5600 Fishers Lane
Rockville, Md.
Best Project


Owner The JBG Cos.
Lead Design Firm Gensler
General Contractor James G. Davis Construction Corp.
Civil Engineer VIKA Inc.
Structural Engineer SK&A Structural Engineers
MEP Engineer GHT Ltd.
HVAC Z-Best Wallcoverings


This $176.4-million project, completed in a 55-month period, doubled the office-space capacity at a Rockville, Md., federal office building to accommodate 4,000 employees. Moreover, the team achieved that goal without drastically disturbing the existing 2,000 employees in the building during the construction phase.
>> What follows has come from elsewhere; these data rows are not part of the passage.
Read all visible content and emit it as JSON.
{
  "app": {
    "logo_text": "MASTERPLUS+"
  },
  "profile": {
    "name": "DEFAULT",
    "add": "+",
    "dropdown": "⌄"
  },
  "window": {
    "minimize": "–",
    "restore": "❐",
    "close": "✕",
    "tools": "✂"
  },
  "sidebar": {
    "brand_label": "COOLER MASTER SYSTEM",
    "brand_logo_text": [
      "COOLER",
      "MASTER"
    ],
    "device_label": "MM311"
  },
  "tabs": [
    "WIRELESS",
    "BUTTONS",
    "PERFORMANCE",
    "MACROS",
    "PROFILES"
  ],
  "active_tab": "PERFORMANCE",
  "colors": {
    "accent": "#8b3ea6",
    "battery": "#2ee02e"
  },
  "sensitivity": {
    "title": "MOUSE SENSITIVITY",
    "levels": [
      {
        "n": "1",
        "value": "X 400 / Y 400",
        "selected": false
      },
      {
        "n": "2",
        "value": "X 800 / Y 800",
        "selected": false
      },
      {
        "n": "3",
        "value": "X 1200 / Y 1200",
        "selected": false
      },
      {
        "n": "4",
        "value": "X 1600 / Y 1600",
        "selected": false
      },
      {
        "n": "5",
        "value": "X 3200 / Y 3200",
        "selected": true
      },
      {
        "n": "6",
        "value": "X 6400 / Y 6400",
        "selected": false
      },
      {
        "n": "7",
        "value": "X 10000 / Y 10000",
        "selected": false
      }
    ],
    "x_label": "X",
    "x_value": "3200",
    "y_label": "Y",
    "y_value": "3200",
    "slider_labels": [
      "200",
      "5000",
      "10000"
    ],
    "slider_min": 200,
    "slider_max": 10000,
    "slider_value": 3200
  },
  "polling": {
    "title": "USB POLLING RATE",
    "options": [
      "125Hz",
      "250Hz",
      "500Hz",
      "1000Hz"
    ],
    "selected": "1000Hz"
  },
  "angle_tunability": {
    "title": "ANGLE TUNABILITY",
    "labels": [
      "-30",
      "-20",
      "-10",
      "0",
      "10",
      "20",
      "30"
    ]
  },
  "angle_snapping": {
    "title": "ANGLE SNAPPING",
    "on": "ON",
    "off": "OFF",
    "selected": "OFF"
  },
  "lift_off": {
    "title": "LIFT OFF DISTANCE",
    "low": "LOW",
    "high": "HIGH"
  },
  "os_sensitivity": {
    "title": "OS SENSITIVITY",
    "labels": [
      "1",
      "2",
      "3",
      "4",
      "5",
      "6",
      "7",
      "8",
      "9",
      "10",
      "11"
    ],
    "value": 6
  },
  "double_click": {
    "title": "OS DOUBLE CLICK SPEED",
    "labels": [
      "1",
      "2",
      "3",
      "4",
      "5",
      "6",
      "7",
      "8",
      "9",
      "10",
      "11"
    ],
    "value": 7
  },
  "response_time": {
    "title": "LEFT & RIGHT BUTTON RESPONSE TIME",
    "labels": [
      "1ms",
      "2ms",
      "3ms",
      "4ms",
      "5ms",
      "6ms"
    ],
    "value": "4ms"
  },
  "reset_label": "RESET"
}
The plan called for a complete overhaul of a 1960s E-plan building that had long dead-end corridors and lacked central gathering places. A 14-story atrium was built with new building cores within the corners of a vacant courtyard. The atrium encloses two existing wings of the building with double-height, glass bridges. Containing stacked conference rooms that extend the height of the atrium, the bridges allow natural light into the building.

To avoid disrupting tenants, the team conducted “noise mock-ups” to confirm which construction activities were quiet enough to perform during business hours; anything generating noises louder than 55 decibels was performed after-hours. “We confirmed [an] off-hours noise-making time frame of three hours each day during a standard work week,” the submission states. The team also established and enforced onsite buffer zones with signs and flags to ensure everyone was aware of and complied with the no-noise zones.

A year into the project, the original contractor was replaced by James G. Davis Construction Corp. DAVIS Construction acclimated itself to the project and changed the project’s plan. DAVIS officials say they combined what had been planned as the last two project phases by converting a wing into a larger space that “provided more square footage to conduct the renovations and protect the tenants from the construction zone.” That required minor architectural modifications, but the team said it “was well worth it” because it shaved eight months from the project’s time line. In the end, DAVIS’s new plan allowed the tenant to occupy the new space ahead of schedule.

At 1.5 million sq ft, the project is the largest LEED for Core & Shell development in the Washington, D.C., area. An energy-efficient dedicated outdoor air system reduces energy use by 21% to 38%, a significant saving for such a large building.